A good start is a good thing to have.

rainforest 4:55 PM  

I approve of this puzzle. Third day in a row where The Open (British Open to the unwashed) competed for time with my solving. Speaking of that, I started off with ALAS and SMUG, then had a rather large nanosecond desert until I went South and noodled around until I got all of it, CEREBRO being my last entry down there.

The rest came over a rather longer period of time in the gorgeous centre section. Loved GREEN TAPE, something I regularly deal with in my condo, constantly hoping that other people would pay attention to it. Time-consuming, yes, but worth it.

Having seen the first Rocky, I saw no need to see any of the sequels. SMUG, moi?
I thoroughly enjoyed this puzzle once The Open telecast was over (looking forward to a Lowry - Fleetwood duel tomorrow), but I do wonder whether CLARET RED is a redundancy.

Diana,LIW 5:00 PM  

Blatant cheating gave me a toehold, and then I finished.

Just because you can make a good, male-oriented, trivia contest doesn't mean you have a crossword puzzle.

And yes, I'm in a rotten mood. Not SMUG. And yet, I did manage to suss out quite a bit. Not a BITOHONEY.

Diana, LIW

spacecraft 5:17 PM  

Struggled with this one on and off all day, finally threw in the towel: DNF. NW and NE both defeated me. "Crack" - ADEPT? As in "a crack shot?" Man, that's a stretch that would make Plastic Man envious.

@rondo: so sorry to hear of your mom's passing. Heartfelt condolences.

Let us move on to tomorrow...

leftcoast 6:04 PM  

@Burma Shave --
Enjoyed your neat and clean little ditty, including the CHITS.

Waxy in Montreal 4:01 PM  

Only finished today (Sunday) after the CLARET Jug with which I assume Mr. Lowry will paint the town RED had been awarded. Both the puzzle and the Open were indeed a challenge, way over par.
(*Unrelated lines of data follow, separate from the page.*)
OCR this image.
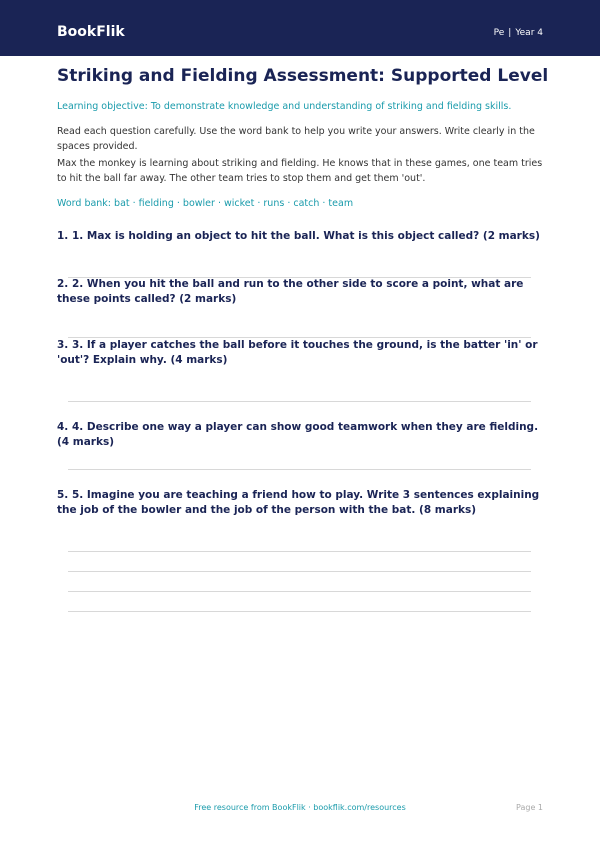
BookFlik	Pe | Year 4
Striking and Fielding Assessment: Supported Level
Learning objective: To demonstrate knowledge and understanding of striking and fielding skills.
Read each question carefully. Use the word bank to help you write your answers. Write clearly in the spaces provided.
Max the monkey is learning about striking and fielding. He knows that in these games, one team tries to hit the ball far away. The other team tries to stop them and get them 'out'.
Word bank: bat · fielding · bowler · wicket · runs · catch · team
1. 1. Max is holding an object to hit the ball. What is this object called? (2 marks)
2. 2. When you hit the ball and run to the other side to score a point, what are these points called? (2 marks)
3. 3. If a player catches the ball before it touches the ground, is the batter 'in' or 'out'? Explain why. (4 marks)
4. 4. Describe one way a player can show good teamwork when they are fielding. (4 marks)
5. 5. Imagine you are teaching a friend how to play. Write 3 sentences explaining the job of the bowler and the job of the person with the bat. (8 marks)
Free resource from BookFlik · bookflik.com/resources	Page 1
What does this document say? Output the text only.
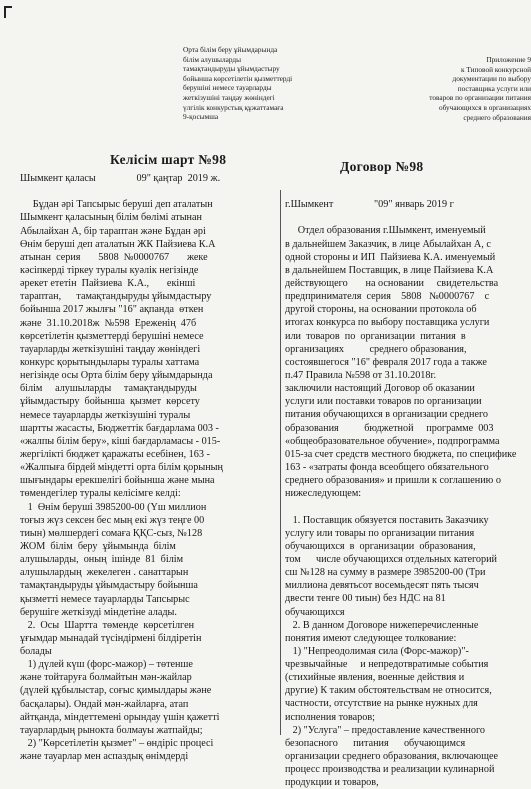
Орта білім беру ұйымдарында
білім алушыларды
тамақтандыруды ұйымдастыру
бойынша көрсетілетін қызметтерді
берушіні немесе тауарларды
жеткізушіні таңдау жөніндегі
үлгілік конкурстық құжаттамаға
9-қосымша
Приложение 9
к Типовой конкурсной
документации по выбору
поставщика услуги или
товаров по организации питания
обучающихся в организациях
среднего образования
Келісім шарт №98	Договор №98
Шымкент қаласы                09" қаңтар  2019 ж.
Бұдан әрі Тапсырыс беруші деп аталатын
Шымкент қаласының білім бөлімі атынан
Абылайхан А, бір тараптан және Бұдан әрі
Өнім беруші деп аталатын ЖК Пайзиева К.А
атынан  серия       5808  №0000767       жеке
кәсіпкерді тіркеу туралы куәлік негізінде
әрекет ететін  Пайзиева  К.А.,       екінші
тараптан,      тамақтандыруды ұйымдастыру
бойынша 2017 жылғы "16" ақпанда  өткен
және  31.10.2018ж  №598  Ереженің  47б
көрсетілетін қызметтерді берушіні немесе
тауарларды жеткізушіні таңдау жөніндегі
конкурс қорытындылары туралы хаттама
негізінде осы Орта білім беру ұйымдарында
білім     алушыларды     тамақтандыруды
ұйымдастыру  бойынша  қызмет  көрсету
немесе тауарларды жеткізушіні туралы
шартты жасасты, Бюджеттік бағдарлама 003 -
«жалпы білім беру», кіші бағдарламасы - 015-
жергілікті бюджет қаражаты есебінен, 163 -
«Жалпыға бірдей міндетті орта білім қорының
шығындары ерекшелігі бойынша және мына
төмендегілер туралы келісімге келді:
1  Өнім беруші 3985200-00 (Үш миллион
тоғыз жүз сексен бес мың екі жүз теңге 00
тиын) мөлшердегі сомаға ҚҚС-сыз, №128
ЖОМ  білім  беру  ұйымында  білім
алушыларды,  оның  ішінде  81  білім
алушылардың  жекелеген . санаттарын
тамақтандыруды ұйымдастыру бойынша
қызметті немесе тауарларды Тапсырыс
берушіге жеткізуді міндетіне алады.
2.  Осы  Шартта  төменде  көрсетілген
ұғымдар мынадай түсіндірмені білдіретін
болады
1) дүлей күш (форс-мажор) – төтенше
және тойтаруға болмайтын мән-жайлар
(дүлей құбылыстар, соғыс қимылдары және
басқалары). Ондай мән-жайларға, атап
айтқанда, міндеттемені орындау үшін қажетті
тауарлардың рыноктa болмауы жатпайды;
2) "Көрсетілетін қызмет" – өндіріс процесі
және тауарлар мен аспаздық өнімдерді
г.Шымкент                "09" январь 2019 г
Отдел образования г.Шымкент, именуемый
в дальнейшем Заказчик, в лице Абылайхан А, с
одной стороны и ИП  Пайзиева К.А. именуемый
в дальнейшем Поставщик, в лице Пайзиева К.А
действующего       на основании     свидетельства
предпринимателя  серия    5808   №0000767    с
другой стороны, на основании протокола об
итогах конкурса по выбору поставщика услуги
или  товаров  по  организации  питания  в
организациях          среднего образования,
состоявшегося "16" февраля 2017 года а также
п.47 Правила №598 от 31.10.2018г.
заключили настоящий Договор об оказании
услуги или поставки товаров по организации
питания обучающихся в организации среднего
образования          бюджетной     программе  003
«общеобразовательное обучение», подпрограмма
015-за счет средств местного бюджета, по специфике
163 - «затраты фонда всеобщего обязательного
среднего образования» и пришли к соглашению о
нижеследующем:
1. Поставщик обязуется поставить Заказчику
услугу или товары по организации питания
обучающихся  в  организации  образования,
том      числе обучающихся отдельных категорий
сш №128 на сумму в размере 3985200-00 (Три
миллиона девятьсот восемьдесят пять тысяч
двести тенге 00 тиын) без НДС на 81
обучающихся
2. В данном Договоре нижеперечисленные
понятия имеют следующее толкование:
1) "Непреодолимая сила (Форс-мажор)"-
чрезвычайные     и непредотвратимые события
(стихийные явления, военные действия и
другие) К таким обстоятельствам не относится,
частности, отсутствие на рынке нужных для
исполнения товаров;
2) "Услуга" – предоставление качественного
безопасного      питания      обучающимся
организации среднего образования, включающее
процесс производства и реализации кулинарной
продукции и товаров,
Of course started with SINBIN which was a gimme - thought a hockey theme was emerging with ASSISt but ASSISI it became. Not aware of GREENTAPE (which I trust will not be put in a pickle any time soon but an excellent descriptor for future use. Luckily was HOSTing my soon-to-be-TEEN grandson who was available to help with IVANDRAGO, TAEBO & CEREBRO.

Required a BITOHONEY after the GANGRENE/SICKROOMS cross. UGG!